Interest rate fears send FTSE tumbling

The London market plunged 1.8% into the red today as fears over potential interest rate rises spooked investors on both sides of the Atlantic.

The London market plunged 1.8% into the red today as fears over potential interest rate rises spooked investors on both sides of the Atlantic.

Banks, retailers and housebuilders led declines in London’s late session sell-off, which was sparked by heavy falls in the US after oil prices rebounded, raising concerns that soaring inflation may see central banks increase interest rates.

The FTSE 100 Index closed down 104 points at 5723.3, while on Wall Street, the Dow Jones Industrial Average was more than 160 points down in early trade.

Banks tumbled amid the market woes in London, led by Halifax bank of Scotland, down 12%, or 34p, at 258p – below the group’s 275p discounted rights issue offer price.

HBOS issued a statement confirming that the £4 billion cash-call to investors was still on track despite the share price blow, which now leaves a question mark hanging over the level of investor appetite for shares in the rights issue.

Alliance & Leicester was another heavy faller, off 29.25p at 318.75p. The bank was confirmed as one of those to be ejected from the top tier next week, having seen shares fall to a fraction of their former levels in recent months.

Royal Bank of Scotland also featured high up on the fallers board, down 21p at 212.25p.

It was another disastrous day for housebuilders, with four of the UK’s biggest firms suffering double-digit percentage falls after another round of sell recommendations from brokers.

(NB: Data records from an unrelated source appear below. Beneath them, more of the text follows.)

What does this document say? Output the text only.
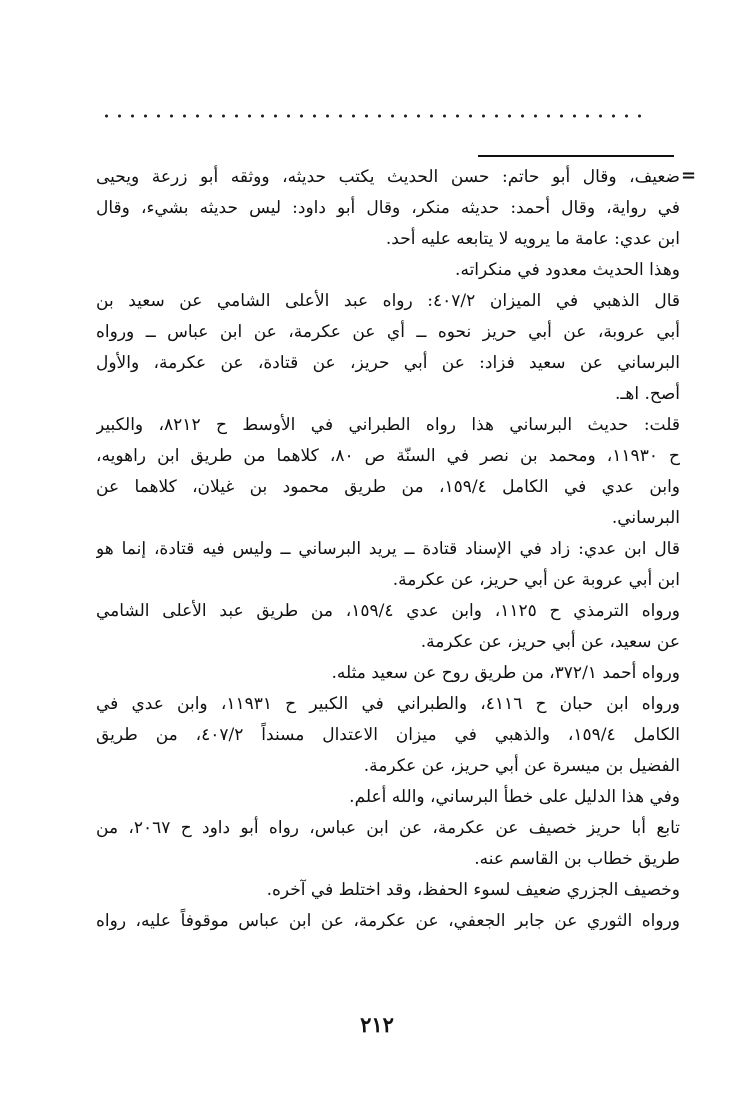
=
ضعيف، وقال أبو حاتم: حسن الحديث يكتب حديثه، ووثقه أبو زرعة ويحيى
في رواية، وقال أحمد: حديثه منكر، وقال أبو داود: ليس حديثه بشيء، وقال
ابن عدي: عامة ما يرويه لا يتابعه عليه أحد.
وهذا الحديث معدود في منكراته.
قال الذهبي في الميزان ٤٠٧/٢: رواه عبد الأعلى الشامي عن سعيد بن
أبي عروبة، عن أبي حريز نحوه ــ أي عن عكرمة، عن ابن عباس ــ ورواه
البرساني عن سعيد فزاد: عن أبي حريز، عن قتادة، عن عكرمة، والأول
أصح. اهـ.
قلت: حديث البرساني هذا رواه الطبراني في الأوسط ح ٨٢١٢، والكبير
ح ١١٩٣٠، ومحمد بن نصر في السنّة ص ٨٠، كلاهما من طريق ابن راهويه،
وابن عدي في الكامل ١٥٩/٤، من طريق محمود بن غيلان، كلاهما عن
البرساني.
قال ابن عدي: زاد في الإسناد قتادة ــ يريد البرساني ــ وليس فيه قتادة، إنما هو
ابن أبي عروبة عن أبي حريز، عن عكرمة.
ورواه الترمذي ح ١١٢٥، وابن عدي ١٥٩/٤، من طريق عبد الأعلى الشامي
عن سعيد، عن أبي حريز، عن عكرمة.
ورواه أحمد ٣٧٢/١، من طريق روح عن سعيد مثله.
ورواه ابن حبان ح ٤١١٦، والطبراني في الكبير ح ١١٩٣١، وابن عدي في
الكامل ١٥٩/٤، والذهبي في ميزان الاعتدال مسنداً ٤٠٧/٢، من طريق
الفضيل بن ميسرة عن أبي حريز، عن عكرمة.
وفي هذا الدليل على خطأ البرساني، والله أعلم.
تابع أبا حريز خصيف عن عكرمة، عن ابن عباس، رواه أبو داود ح ٢٠٦٧، من
طريق خطاب بن القاسم عنه.
وخصيف الجزري ضعيف لسوء الحفظ، وقد اختلط في آخره.
ورواه الثوري عن جابر الجعفي، عن عكرمة، عن ابن عباس موقوفاً عليه، رواه
٢١٢
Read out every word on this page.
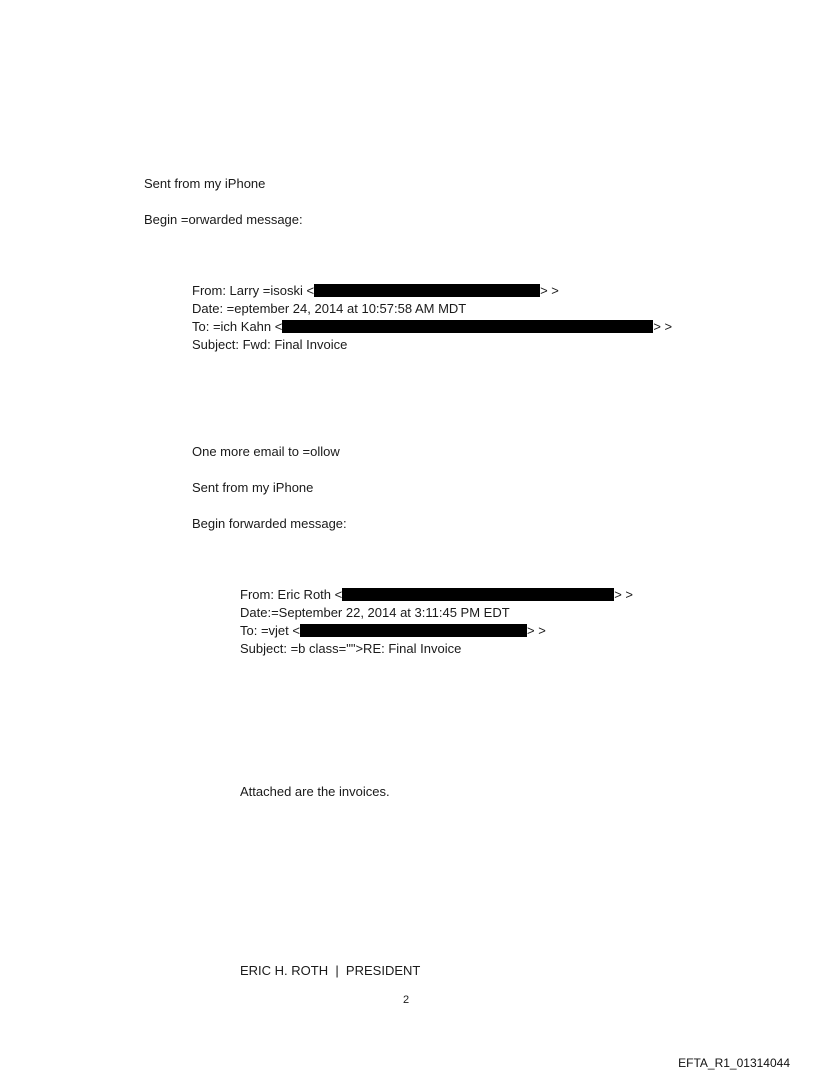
Sent from my iPhone
Begin =orwarded message:
From: Larry =isoski <	> >
Date: =eptember 24, 2014 at 10:57:58 AM MDT
To: =ich Kahn <	> >
Subject: Fwd: Final Invoice
One more email to =ollow
Sent from my iPhone
Begin forwarded message:
From: Eric Roth <	> >
Date:=September 22, 2014 at 3:11:45 PM EDT
To: =vjet <	> >
Subject: =b class="">RE: Final Invoice
Attached are the invoices.
ERIC H. ROTH  |  PRESIDENT
2
EFTA_R1_01314044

Charles Church owner Persimmon was down nearly 3%, or 11.5p to 376p. Its price at the close of trading on Tuesday had already ensured its relegation to the FTSE 250 Index in the latest quarterly reshuffle.

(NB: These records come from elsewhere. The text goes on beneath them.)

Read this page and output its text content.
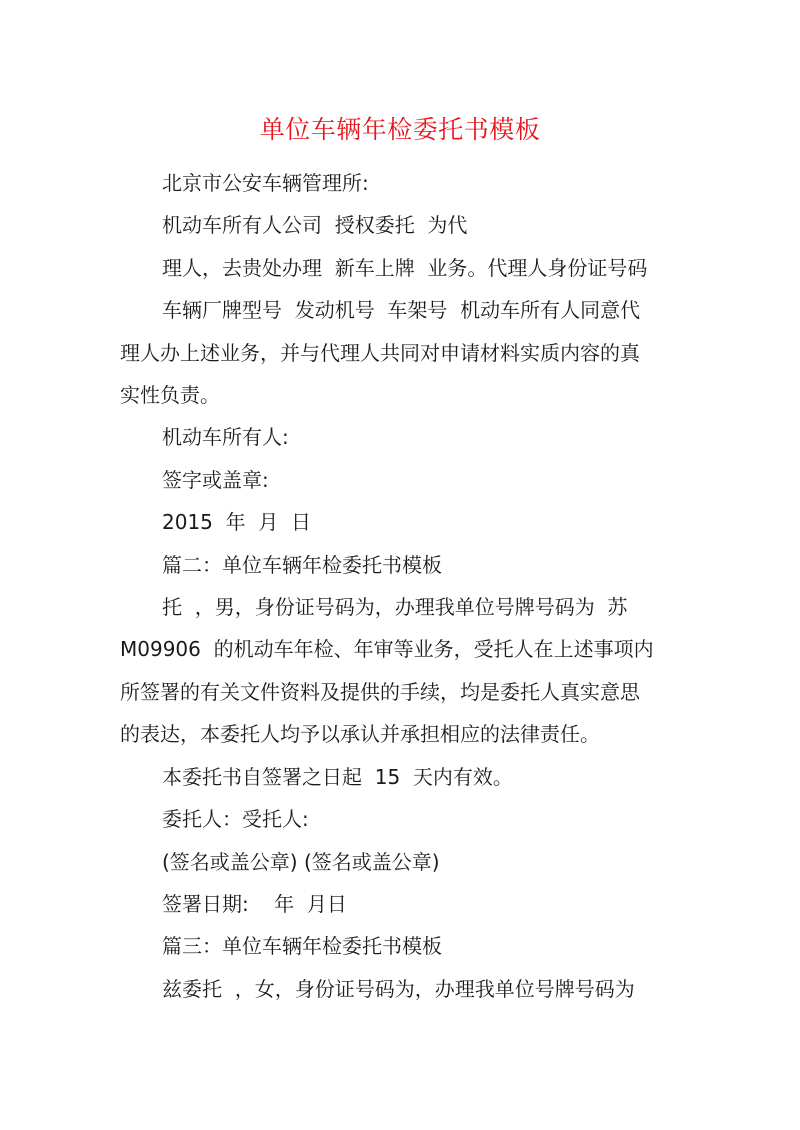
单位车辆年检委托书模板

北京市公安车辆管理所:

机动车所有人公司  授权委托  为代

理人，去贵处办理  新车上牌  业务。代理人身份证号码

车辆厂牌型号  发动机号  车架号  机动车所有人同意代

理人办上述业务，并与代理人共同对申请材料实质内容的真

实性负责。

机动车所有人:

签字或盖章:

2015  年  月  日

篇二：单位车辆年检委托书模板

托  ，男，身份证号码为，办理我单位号牌号码为  苏

M09906  的机动车年检、年审等业务，受托人在上述事项内

所签署的有关文件资料及提供的手续，均是委托人真实意思

的表达，本委托人均予以承认并承担相应的法律责任。

本委托书自签署之日起  15  天内有效。

委托人：受托人:

(签名或盖公章) (签名或盖公章)

签署日期:    年  月日

篇三：单位车辆年检委托书模板

兹委托  ，女，身份证号码为，办理我单位号牌号码为
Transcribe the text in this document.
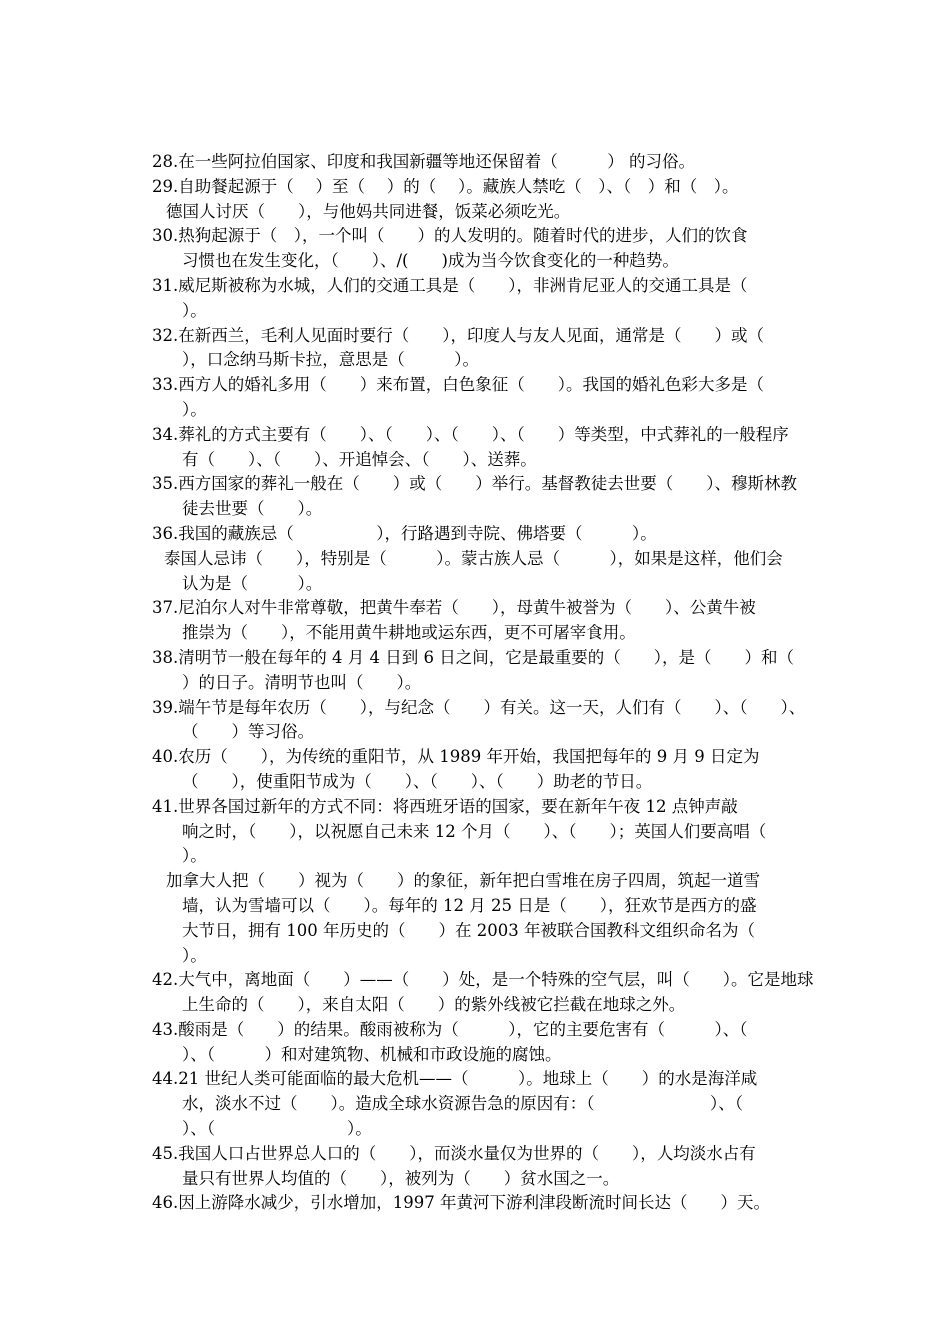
28.在一些阿拉伯国家、印度和我国新疆等地还保留着（　　　） 的习俗。
29.自助餐起源于（　 ）至（　 ）的（　 ）。藏族人禁吃（　）、（　）和（　）。
德国人讨厌（　　），与他妈共同进餐，饭菜必须吃光。
30.热狗起源于（　），一个叫（　　）的人发明的。随着时代的进步，人们的饮食
习惯也在发生变化，（　　）、/(　　)成为当今饮食变化的一种趋势。
31.威尼斯被称为水城，人们的交通工具是（　　），非洲肯尼亚人的交通工具是（
）。
32.在新西兰，毛利人见面时要行（　　），印度人与友人见面，通常是（　　）或（
），口念纳马斯卡拉，意思是（　　　）。
33.西方人的婚礼多用（　　）来布置，白色象征（　　）。我国的婚礼色彩大多是（
）。
34.葬礼的方式主要有（　　）、（　　）、（　　）、（　　）等类型，中式葬礼的一般程序
有（　　）、（　　）、开追悼会、（　　）、送葬。
35.西方国家的葬礼一般在（　　）或（　　）举行。基督教徒去世要（　　）、穆斯林教
徒去世要（　　）。
36.我国的藏族忌（　　　　　），行路遇到寺院、佛塔要（　　　）。
泰国人忌讳（　　），特别是（　　　）。蒙古族人忌（　　　），如果是这样，他们会
认为是（　　　）。
37.尼泊尔人对牛非常尊敬，把黄牛奉若（　　），母黄牛被誉为（　　）、公黄牛被
推崇为（　　），不能用黄牛耕地或运东西，更不可屠宰食用。
38.清明节一般在每年的 4 月 4 日到 6 日之间，它是最重要的（　　），是（　　）和（
）的日子。清明节也叫（　　）。
39.端午节是每年农历（　　），与纪念（　　）有关。这一天，人们有（　　）、（　　）、
（　　）等习俗。
40.农历（　　），为传统的重阳节，从 1989 年开始，我国把每年的 9 月 9 日定为
（　　），使重阳节成为（　　）、（　　）、（　　）助老的节日。
41.世界各国过新年的方式不同：将西班牙语的国家，要在新年午夜 12 点钟声敲
响之时，（　　），以祝愿自己未来 12 个月（　　）、（　　）；英国人们要高唱（
）。
加拿大人把（　　）视为（　　）的象征，新年把白雪堆在房子四周，筑起一道雪
墙，认为雪墙可以（　　）。每年的 12 月 25 日是（　　），狂欢节是西方的盛
大节日，拥有 100 年历史的（　　）在 2003 年被联合国教科文组织命名为（
）。
42.大气中，离地面（　　）——（　　）处，是一个特殊的空气层，叫（　　）。它是地球
上生命的（　　），来自太阳（　　）的紫外线被它拦截在地球之外。
43.酸雨是（　　）的结果。酸雨被称为（　　　），它的主要危害有（　　　）、（
）、（　　　）和对建筑物、机械和市政设施的腐蚀。
44.21 世纪人类可能面临的最大危机——（　　　）。地球上（　　）的水是海洋咸
水，淡水不过（　　）。造成全球水资源告急的原因有：（　　　　　　　）、（
）、（　　　　　　　　）。
45.我国人口占世界总人口的（　　），而淡水量仅为世界的（　　），人均淡水占有
量只有世界人均值的（　　），被列为（　　）贫水国之一。
46.因上游降水减少，引水增加，1997 年黄河下游利津段断流时间长达（　　）天。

Investors were further spooked today when Merrill Lynch downgraded six housebuilders, echoing concerns issued by Goldman Sachs and Dresdner Kleinwort analysts earlier in the week week.

Second tier rivals Barratt Developments and Taylor Wimpey again took the brunt of the sell-off amid fears the pair will have to turn to shareholders for a cash boost. Barratt was down another 21% – or 19p to 72.5p, despite reassurances over trading. Taylor Wimpey eased 12.5p to 52.5p and Redrow fell 31.25p to 134.25p.

Amid the house price gloom, building supplies giant Wolseley was a leading faller, losing 24.25p to 465p.

Warnings from Citigroup of weak consumer demand this year and next saw retailers come under pressure.

Next fell 81p to 1016p in the top flight, while in the second tier, Comet owner Kesa Electricals was down 10%, or 19.25p to 170.5p. Fellow FTSE 250 firm DSG International, which owns Currys, was 8.5p worse off at 49.25p and Debenhams was 3.25p lower at 53.75p.

On the positive side, BP and Royal Dutch Shell made gains as oil prices crept back up past the 134 US dollars a barrel mark. The firms were up 8.75p to 591.75p and 11p to 2059p respectively.

The biggest Footsie risers were Capita Group up 20.5p at 704.5p, Centrica ahead 8.75p at 305p, FirstGroup up 12.5p at 515.5p and Amec up 19.5p at 914p.

The biggest Footsie fallers were HBOS down 34p at 258p, Royal Bank of Scotland down 21p at 212.25p, Alliance & Leicester off 29.25p at 318.75p and Next down 81p at 1016p.